Les audiences du procès de Bosco Ntaganda qui se tient devant la Cour pénale internationale (CPI) ont repris aujourd’hui, après une pause de quatre semaines, avec le témoignage du 61ème témoin à charge. Le procès s’est ouvert en septembre 2015. La procédure est entrée maintenant dans l’étape finale du réquisitoire de l’accusation qui devrait se clôturer dans les deux mois qui viennent.
À l’audience d’aujourd’hui, l’accusation a appelé une personne qui a témoigné sur les attaques perpétrées par les troupes de M. Ntaganda dans diverses villes de l’est de la République démocratique du Congo. Elle a témoigné sous le pseudonyme de témoin P863, avec une déformation numérique de la voix et du visage lors des transmissions publiques de son témoignage.
Ce témoin a raconté que les combattants de l’Union des patriotes congolais (UPC) avaient attaqué la ville de Mongbwalu, et que certains habitants avaient fui vers les villes de Bambu et Beni, alors que d’autres s’étaient échappés vers l’Ouganda voisin. Les rebelles auraient ensuite attaqué Bambu et lancé des bombes dans la brousse où des civils avaient trouvé refuge.
Le témoin P863 a également témoigné avoir entendu les commandants de l’UPC planifier l’attaque de la route qui reliait les villes de Buli et de Kobu. Une discussion sur l’attaque présumée avait été entendue sur une radio récupérée par des combattants du groupe ethnique Lendu auprès d’un soldat de l’UPC qu’ils avaient tué. Le témoin a déclaré que, en tant qu’ami des miliciens Lendu, il avait été autorisé à s’approcher de l’appareil et c’est à ce moment-là qu’il avait entendu les commandants de l’UPC planifier l’attaque.
Puisque le témoin P863 est un témoin protégé, une grande partie de son témoignage a été entendu à huis clos. Les détails des attaques présumées sur les villes et la manière dont il en a eu connaissance ont été apportés à huis clos.
La défense s’est opposée à des mesures de protection en audience pour le témoin P863 et a affirmé qu’il n’y avait pas de preuve justifiant les inquiétudes pour sa sécurité et celle de sa famille. La défense a également souligné que, dans son entretien filmé, le témoin avait déclaré qu’il n’avait pas d’inquiétude concernant sa sécurité à la suite de sa collaboration avec la CPI.
L’accusation a toutefois soutenu que des risques demeuraient pour le témoin et sa famille puisqu’ils vivaient toujours dans une région dans laquelle M. Ntaganda avait de l’influence. De plus, l’accusation a argué que l’ancien poste occupé par le témoin P863 le rendait aisément identifiable dans sa communauté puisque ni lui-même ni sa famille n’étaient couverts par le programme de protection de la CPI.
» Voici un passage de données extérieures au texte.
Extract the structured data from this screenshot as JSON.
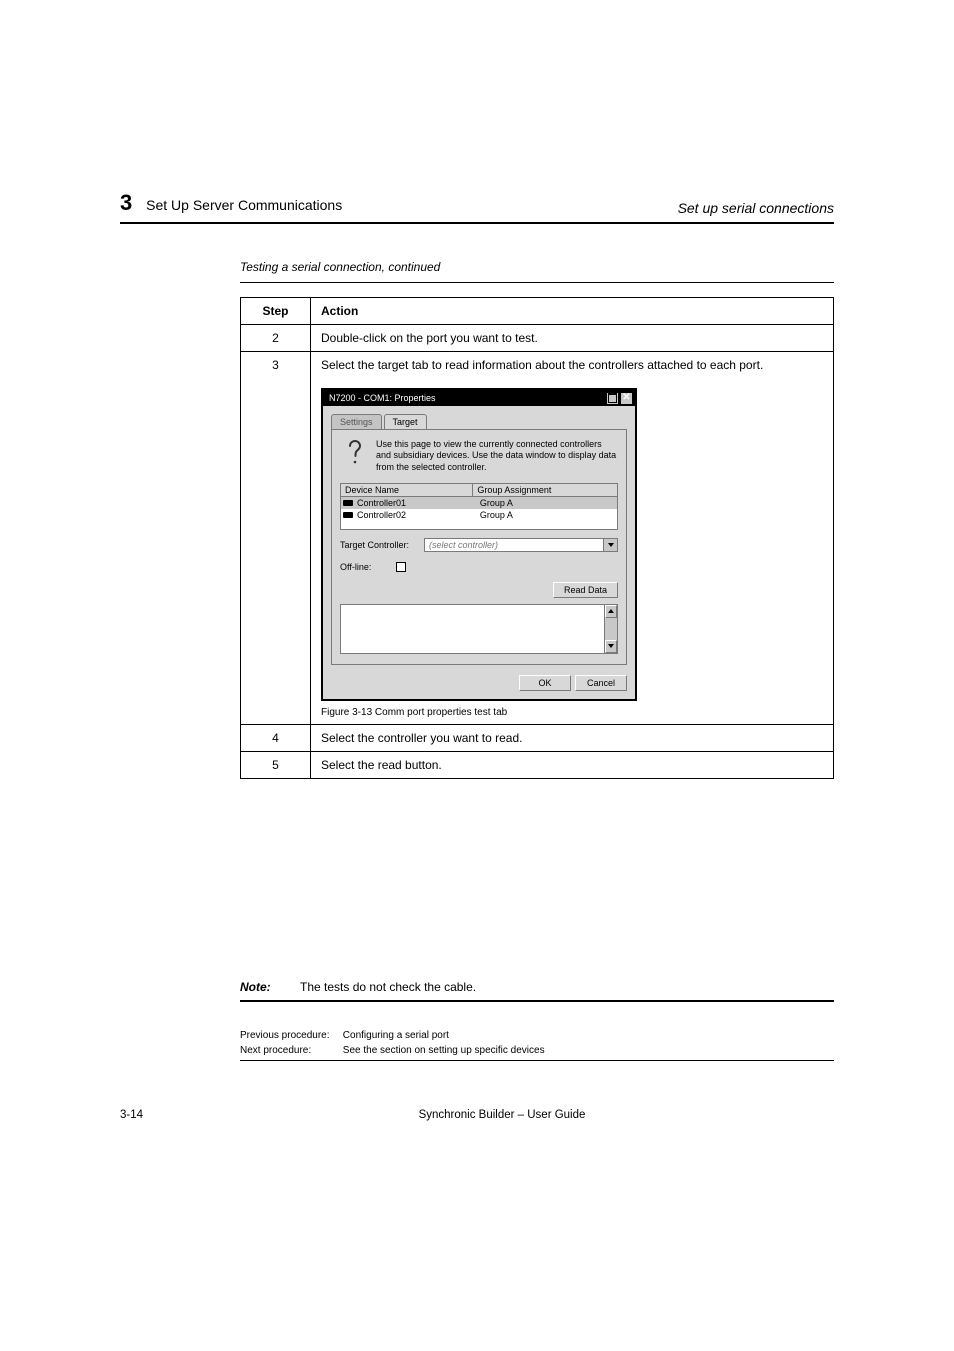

Dans leur décision accordant au témoin des mesures de protection, les juges ont souligné que, bien que le témoin n’avait pas rencontré d’incident de sécurité spécifique, des menaces envers le témoin ou sa famille n’étaient pas des pré requis pour déterminer si un témoin rencontrait un risque objectivement justifié. Ils ont également noté qu’il y avait eu des cas où d’autres témoins, notamment des témoins de crimes, qui auraient été menacés à la suite de leur implication avec la Cour.
« [C]onsidérant que les circonstances personnelles, le profil et le niveau de risque d’un témoin peuvent évoluer avec le temps, la Chambre ne considère pas que le fait que le témoin ait été évalué lors de son entretien filmé comme n’ayant pas de problèmes de sécurité par rapport à sa collaboration avec [l’accusation] nie l’existence de risques pour la sécurité à cette étape », ont décidé les juges.
Dans son évaluation, l’Unité d’aide aux victimes et aux témoins a déclaré que la situation politique au Congo était tendue et a averti que des menaces réelles pouvaient survenir si l’identité du témoin était révélée lorsqu’il témoignerait en public.
Les audiences se poursuivront demain matin avec le contre-interrogatoire du témoin P863.